Guíame por los caminos de la FE.


twitter: @gadabay
http://padregusqui.blogspot.ca


Referencias:
http://paroissedaintefamilledevalcourt.org
http://mystereetvie.com
BEAUCHAMP, André. Comprendre la Parole (Cycle B). Novalis, 2007. Québec


twitter: @gadabay

lunes, 30 de marzo de 2015

5 de abril del 2015: Domingo de Pascua

El deseo de VIVIR

El deseo de VIVIR
Foto:http://img.blog.163.com/photo/VRRatwPaE2bXwqG4fL6Z-w==/5719571526761100229.jpg


“Ustedes son (o están) resucitados con Cristo”
La mañana de Pascua, Pedro y Juan no ven al Resucitado, pero si el sepulcro abierto y los lienzos mortuorios desplegados. Estos son signos del Ausente. Y por lo tanto es Él quien atrae la mirada de su corazón hacia su presencia. Cristo está vivo. Él ha resucitado. Hoy se nos dirige a nosotros el testimonio de María Magdalena y de Pedro y Juan, pero ellos solo pueden ser acogidos en la FE.

Primera lectura
Lectura del libro de los Hechos de los Apóstoles (10,34a.37-43):
En aquellos días, Pedro tomó la palabra y dijo: «Conocéis lo que sucedió en el país de los judíos, cuando Juan predicaba el bautismo, aunque la cosa empezó en Galilea.
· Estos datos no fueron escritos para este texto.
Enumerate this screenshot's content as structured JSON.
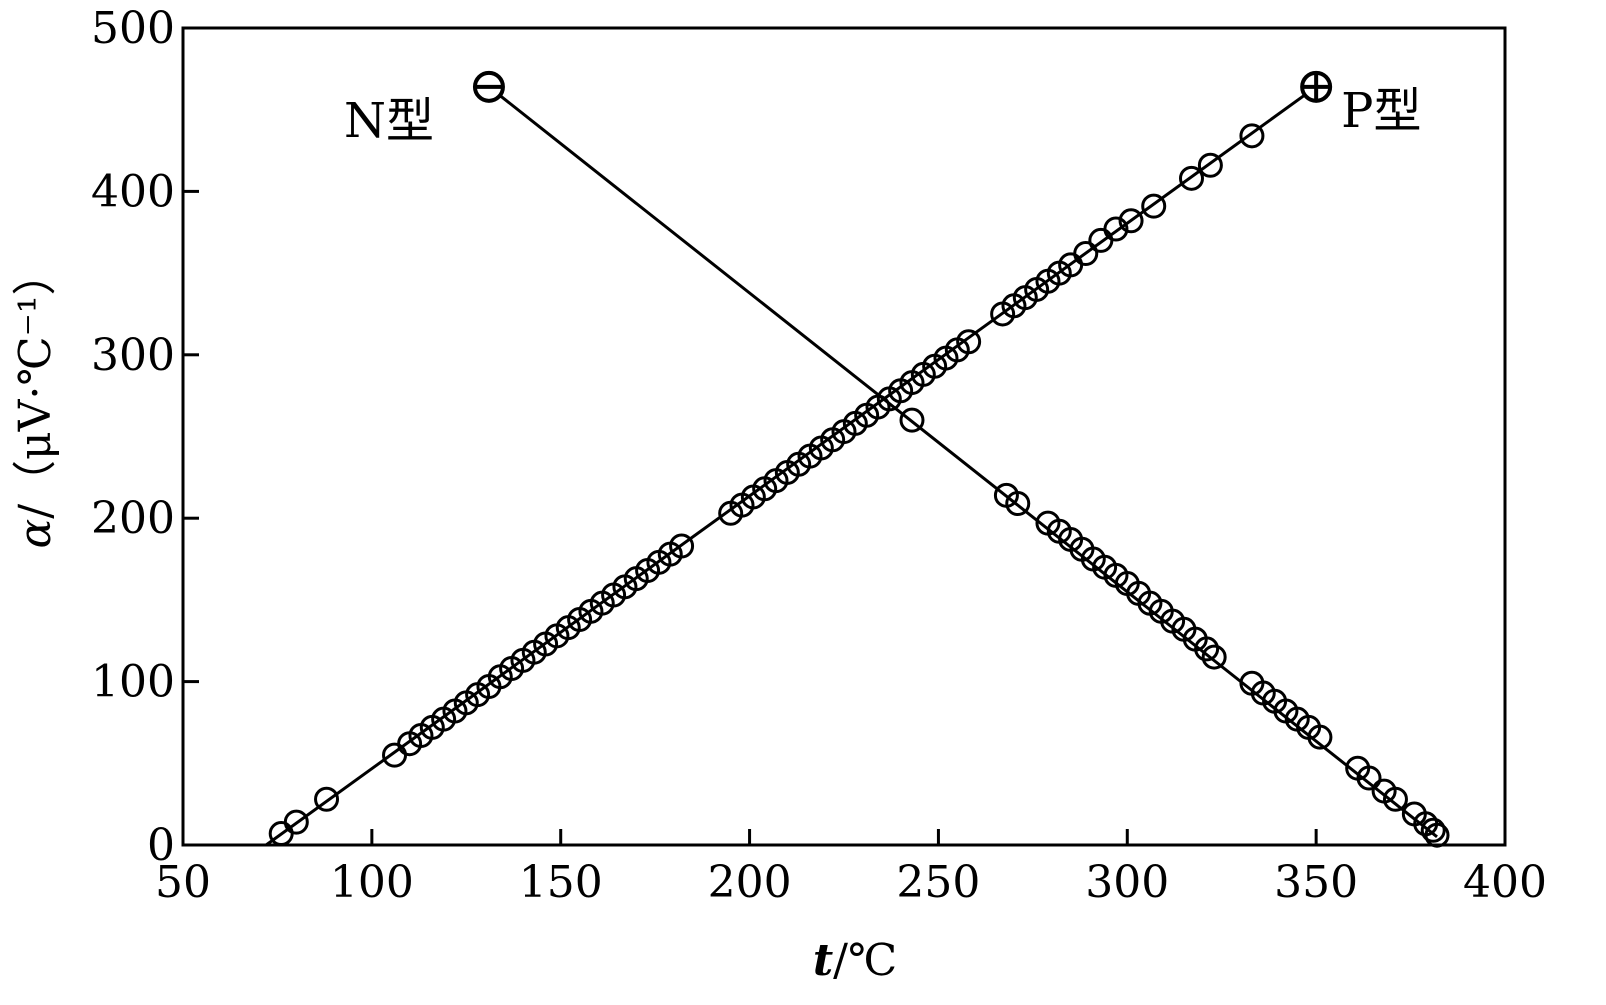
{
  "chart_data": {
    "type": "scatter",
    "title": "",
    "xlabel": {
      "symbol": "t",
      "unit": "/℃"
    },
    "ylabel": {
      "symbol": "α",
      "unit": "/（μV·℃⁻¹）"
    },
    "xlim": [
      50,
      400
    ],
    "ylim": [
      0,
      500
    ],
    "x_ticks": [
      50,
      100,
      150,
      200,
      250,
      300,
      350,
      400
    ],
    "y_ticks": [
      0,
      100,
      200,
      300,
      400,
      500
    ],
    "grid": false,
    "legend": "none",
    "annotations": [
      {
        "text": "N型",
        "near": "N-type series start"
      },
      {
        "text": "P型",
        "near": "P-type series end"
      }
    ],
    "series": [
      {
        "line": [
          [
            131,
            464
          ],
          [
            382,
            5
          ]
        ],
        "end_marker": "minus-circle",
        "points": [
          [
            131,
            464
          ],
          [
            243,
            260
          ],
          [
            268,
            214
          ],
          [
            271,
            209
          ],
          [
            279,
            197
          ],
          [
            282,
            192
          ],
          [
            285,
            187
          ],
          [
            288,
            181
          ],
          [
            291,
            175
          ],
          [
            294,
            170
          ],
          [
            297,
            165
          ],
          [
            300,
            160
          ],
          [
            303,
            154
          ],
          [
            306,
            148
          ],
          [
            309,
            143
          ],
          [
            312,
            137
          ],
          [
            315,
            132
          ],
          [
            318,
            126
          ],
          [
            321,
            120
          ],
          [
            323,
            115
          ],
          [
            333,
            99
          ],
          [
            336,
            93
          ],
          [
            339,
            88
          ],
          [
            342,
            82
          ],
          [
            345,
            77
          ],
          [
            348,
            72
          ],
          [
            351,
            66
          ],
          [
            361,
            47
          ],
          [
            364,
            41
          ],
          [
            368,
            33
          ],
          [
            371,
            28
          ],
          [
            376,
            19
          ],
          [
            379,
            13
          ],
          [
            381,
            9
          ],
          [
            382,
            6
          ]
        ]
      },
      {
        "line": [
          [
            72,
            0
          ],
          [
            350,
            464
          ]
        ],
        "end_marker": "plus-circle",
        "points": [
          [
            76,
            7
          ],
          [
            80,
            14
          ],
          [
            88,
            28
          ],
          [
            106,
            55
          ],
          [
            110,
            62
          ],
          [
            113,
            67
          ],
          [
            116,
            72
          ],
          [
            119,
            77
          ],
          [
            122,
            82
          ],
          [
            125,
            87
          ],
          [
            128,
            92
          ],
          [
            131,
            97
          ],
          [
            134,
            103
          ],
          [
            137,
            108
          ],
          [
            140,
            113
          ],
          [
            143,
            118
          ],
          [
            146,
            123
          ],
          [
            149,
            128
          ],
          [
            152,
            133
          ],
          [
            155,
            138
          ],
          [
            158,
            143
          ],
          [
            161,
            148
          ],
          [
            164,
            153
          ],
          [
            167,
            158
          ],
          [
            170,
            163
          ],
          [
            173,
            168
          ],
          [
            176,
            173
          ],
          [
            179,
            178
          ],
          [
            182,
            183
          ],
          [
            195,
            203
          ],
          [
            198,
            208
          ],
          [
            201,
            213
          ],
          [
            204,
            218
          ],
          [
            207,
            223
          ],
          [
            210,
            228
          ],
          [
            213,
            233
          ],
          [
            216,
            238
          ],
          [
            219,
            243
          ],
          [
            222,
            248
          ],
          [
            225,
            253
          ],
          [
            228,
            258
          ],
          [
            231,
            263
          ],
          [
            234,
            268
          ],
          [
            237,
            273
          ],
          [
            240,
            278
          ],
          [
            243,
            283
          ],
          [
            246,
            288
          ],
          [
            249,
            293
          ],
          [
            252,
            298
          ],
          [
            255,
            303
          ],
          [
            258,
            308
          ],
          [
            267,
            325
          ],
          [
            270,
            330
          ],
          [
            273,
            335
          ],
          [
            276,
            340
          ],
          [
            279,
            345
          ],
          [
            282,
            350
          ],
          [
            285,
            355
          ],
          [
            289,
            362
          ],
          [
            293,
            370
          ],
          [
            297,
            377
          ],
          [
            301,
            382
          ],
          [
            307,
            391
          ],
          [
            317,
            408
          ],
          [
            322,
            416
          ],
          [
            333,
            434
          ],
          [
            350,
            464
          ]
        ]
      }
    ]
  }
}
Me refiero a Jesús de Nazaret, ungido por Dios con la fuerza del Espíritu Santo, que pasó haciendo el bien y curando a los oprimidos por el diablo, porque Dios estaba con él. Nosotros somos testigos de todo lo que hizo en Judea y en Jerusalén. Lo mataron colgándolo de un madero. Pero Dios lo resucitó al tercer día y nos lo hizo ver, no a todo el pueblo, sino a los testigos que él había designado: a nosotros, que hemos comido y bebido con él después de su resurrección. Nos encargó predicar al pueblo, dando solemne testimonio de que Dios lo ha nombrado juez de vivos y muertos. El testimonio de los profetas es unánime: que los que creen en él reciben, por su nombre, el perdón de los pecados.»
Palabra de Dios


A guisa de introducción:
El deseo de vivir
La vida es aquello que deseamos, la vida plena, humana, con buena salud, feliz. Es una de las aspiraciones más profundas, uno de los deseos más verdaderos, reales, anclados en nuestra existencia. Nosotros deseamos vivir…felices.
Jesús había comprendido ese deseo de vivir. Más alla de los fracasos, de las apariencias, Él volvió a la vida. Él les devolvió el gusto por vivir a aquellos que han creído en Él.
La ceremonia del sábado santo habla de la vida, por la lectura de la creación, del Éxodo (deseo de vivir en libertad), por la carta a los Romanos (vida de bautismo), por el evangelio de la Resurrección.
EL deseo de vivir puede ser colmado en parte por nuestra energía personal, por nuestros recursos o medios modernos. Es necesario dejar de vivir dentro de un estilo que no tiene futuro (de amo y esclavos)
Volvamos a encontrar un estilo de vida para hoy, que tenga cuenta de lo HUMANO, DEL BUEN SENTIDO; no escamoteemos la realidad con principios de ayer. Vivamos la realidad de hoy, con principios que tengan en cuenta la vida y una vida enraizada en este mundo, pues nosotros vivimos en esta época y no en el pasado, no en otro lado, para poder ir más lejos…
Recuperemos el gusto por implicarnos en nuestros asuntos, como Iglesia de bautizados; un poco como las “partes” de una empresa motivando los empleados para que realicen bien su trabajo: esto les pertenece! La Iglesia pertenece a los bautizados. Los bautizados tienen el deber de informarse de lo que son, de formarse para serlo, llegar a ser lo que ellos son.
La vida supera los sacramentos, se trata de evangelizar en la cotidianidad.
El deseo de vivir puede ser colmado, sobre todo por la fe en la resurrección de Cristo.
Los cristianos convencidos de la resurrección de Cristo, poseen un optimismo, un entusiasmo comunicativos. Cristo es vencedor. El ha se ganado la medalla de oro en la carrera contra la muerte.
La vida de pascuas: es la esperanza de vivir por siempre o para siempre. Vivir después de la muerte, enseguida con Cristo vivo.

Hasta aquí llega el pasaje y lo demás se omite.